RP 09 Charging and Discharging Capacitors Flashcards
What must always be checked when using an electrolytic capacitor in a circuit?
The electrolytic capacitor is a polarised component and so must be connected with the correct polarity in the circuit. If connected incorrectly, it can overheat and become a safety hazard.
What equation is used to calculate the time constant of a resistor-capacitor circuit?
Time Constant = Resistance x Capacitance
𝛕 = RC
What information does the time constant tell us?
The time constant tells us how long it takes for the capacitor to charge to 63% of its full capacity, as well as how long it takes for it to discharge to 37% of its full capacity.
What device is used to measure the potential difference across a capacitor and how should be connected?
A voltmeter should be connected in parallel across the ends of the capacitor.
What equation shows how the potential difference across a capacitor varies with time as it discharges?
V = V₀ e^(-t / RC)
Where V₀ is the initial pd across the capacitor.
What is the advantage of taking logarithms before plotting an exponential relationship?
relationship to be more easily confirmed when plotted as it allows the graph to be matched to the equation of a straight line.
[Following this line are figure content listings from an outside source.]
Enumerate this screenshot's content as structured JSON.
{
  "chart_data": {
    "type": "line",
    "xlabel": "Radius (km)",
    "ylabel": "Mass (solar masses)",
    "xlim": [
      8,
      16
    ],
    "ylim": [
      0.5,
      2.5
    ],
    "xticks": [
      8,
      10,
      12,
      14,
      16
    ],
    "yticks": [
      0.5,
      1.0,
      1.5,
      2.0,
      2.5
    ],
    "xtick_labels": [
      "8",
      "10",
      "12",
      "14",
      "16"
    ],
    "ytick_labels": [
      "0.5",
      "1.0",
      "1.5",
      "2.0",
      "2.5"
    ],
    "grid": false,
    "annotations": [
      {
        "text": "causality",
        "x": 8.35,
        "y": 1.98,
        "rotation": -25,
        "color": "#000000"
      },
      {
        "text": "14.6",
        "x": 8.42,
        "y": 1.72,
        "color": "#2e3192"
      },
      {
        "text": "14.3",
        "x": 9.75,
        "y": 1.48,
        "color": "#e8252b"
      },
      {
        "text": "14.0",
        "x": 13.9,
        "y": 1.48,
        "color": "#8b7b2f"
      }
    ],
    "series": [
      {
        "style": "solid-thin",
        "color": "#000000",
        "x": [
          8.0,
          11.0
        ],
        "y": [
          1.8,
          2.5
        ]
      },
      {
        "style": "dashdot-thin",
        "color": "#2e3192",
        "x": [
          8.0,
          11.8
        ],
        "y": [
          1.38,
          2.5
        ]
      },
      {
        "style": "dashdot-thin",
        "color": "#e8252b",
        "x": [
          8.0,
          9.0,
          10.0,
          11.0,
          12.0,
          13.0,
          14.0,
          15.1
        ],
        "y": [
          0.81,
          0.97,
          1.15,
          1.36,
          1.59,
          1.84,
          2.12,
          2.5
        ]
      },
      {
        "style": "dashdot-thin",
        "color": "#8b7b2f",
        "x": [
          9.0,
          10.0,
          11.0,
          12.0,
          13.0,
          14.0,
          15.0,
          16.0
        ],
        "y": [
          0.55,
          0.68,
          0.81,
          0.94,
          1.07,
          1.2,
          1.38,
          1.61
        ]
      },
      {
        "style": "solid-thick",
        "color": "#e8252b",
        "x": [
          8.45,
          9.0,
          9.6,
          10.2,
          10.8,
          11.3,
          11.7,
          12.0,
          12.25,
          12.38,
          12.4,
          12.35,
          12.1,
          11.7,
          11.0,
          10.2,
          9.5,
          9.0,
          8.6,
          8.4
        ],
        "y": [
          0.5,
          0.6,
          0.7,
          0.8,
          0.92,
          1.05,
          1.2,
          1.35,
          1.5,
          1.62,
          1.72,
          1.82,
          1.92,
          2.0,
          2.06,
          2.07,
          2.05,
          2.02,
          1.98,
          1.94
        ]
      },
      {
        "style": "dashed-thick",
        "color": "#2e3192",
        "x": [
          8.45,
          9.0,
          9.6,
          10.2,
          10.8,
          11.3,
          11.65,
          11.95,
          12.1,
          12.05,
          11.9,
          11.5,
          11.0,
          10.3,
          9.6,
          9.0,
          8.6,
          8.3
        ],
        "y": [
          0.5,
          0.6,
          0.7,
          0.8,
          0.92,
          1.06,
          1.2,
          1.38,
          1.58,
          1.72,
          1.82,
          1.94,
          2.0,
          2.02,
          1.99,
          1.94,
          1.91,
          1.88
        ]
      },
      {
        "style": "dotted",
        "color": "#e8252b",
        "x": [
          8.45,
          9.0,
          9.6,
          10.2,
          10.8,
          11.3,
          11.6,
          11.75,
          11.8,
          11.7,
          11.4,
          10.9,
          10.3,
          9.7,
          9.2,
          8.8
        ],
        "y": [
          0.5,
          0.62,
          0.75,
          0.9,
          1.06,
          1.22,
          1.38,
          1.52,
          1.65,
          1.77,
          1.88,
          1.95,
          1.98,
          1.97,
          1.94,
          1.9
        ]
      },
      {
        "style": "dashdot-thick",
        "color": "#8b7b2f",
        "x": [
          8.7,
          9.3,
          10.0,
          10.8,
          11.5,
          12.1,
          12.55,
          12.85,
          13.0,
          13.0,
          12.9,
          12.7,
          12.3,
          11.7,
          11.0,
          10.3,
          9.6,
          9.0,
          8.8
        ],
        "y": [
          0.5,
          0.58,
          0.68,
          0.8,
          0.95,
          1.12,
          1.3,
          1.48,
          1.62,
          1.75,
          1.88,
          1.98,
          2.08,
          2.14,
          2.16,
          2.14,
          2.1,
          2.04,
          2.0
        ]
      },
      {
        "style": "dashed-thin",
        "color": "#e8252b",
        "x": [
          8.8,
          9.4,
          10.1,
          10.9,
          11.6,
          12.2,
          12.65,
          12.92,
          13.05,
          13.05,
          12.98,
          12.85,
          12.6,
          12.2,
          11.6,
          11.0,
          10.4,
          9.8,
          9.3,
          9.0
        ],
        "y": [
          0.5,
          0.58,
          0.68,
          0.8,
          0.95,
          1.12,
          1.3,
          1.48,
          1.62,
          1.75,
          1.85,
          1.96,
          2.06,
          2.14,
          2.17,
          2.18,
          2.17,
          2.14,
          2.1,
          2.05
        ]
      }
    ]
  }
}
This also means that the desired variables can be more easily obtained.
What graph can be plotted to confirm the exponential decay of a capacitor’s potential difference as it discharges?
A graph of ln(V/V₀) against t can be plotted. This should form a straight line graph.
When plotting a discharge graph of ln(V/V₀) against t, how can the capacitor’s time constant be obtained?
The graph will have an equation of
ln(V) = ln(V₀) - t/RC
and so the time constant (RC) is given by -1/gradient
What is the benefit of doing a trial discharge before carrying out this experiment in full?
A trial discharge with your chosen values of R and C allows you to choose a suitable time interval to take recordings at, depending on how quickly the capacitor discharges.
State the equation that shows how the potential difference across a capacitor varies with time as it charges.
V = V₀ (1 - e^(-t / RC))
Where V₀ is the pd across the fully-charged capacitor.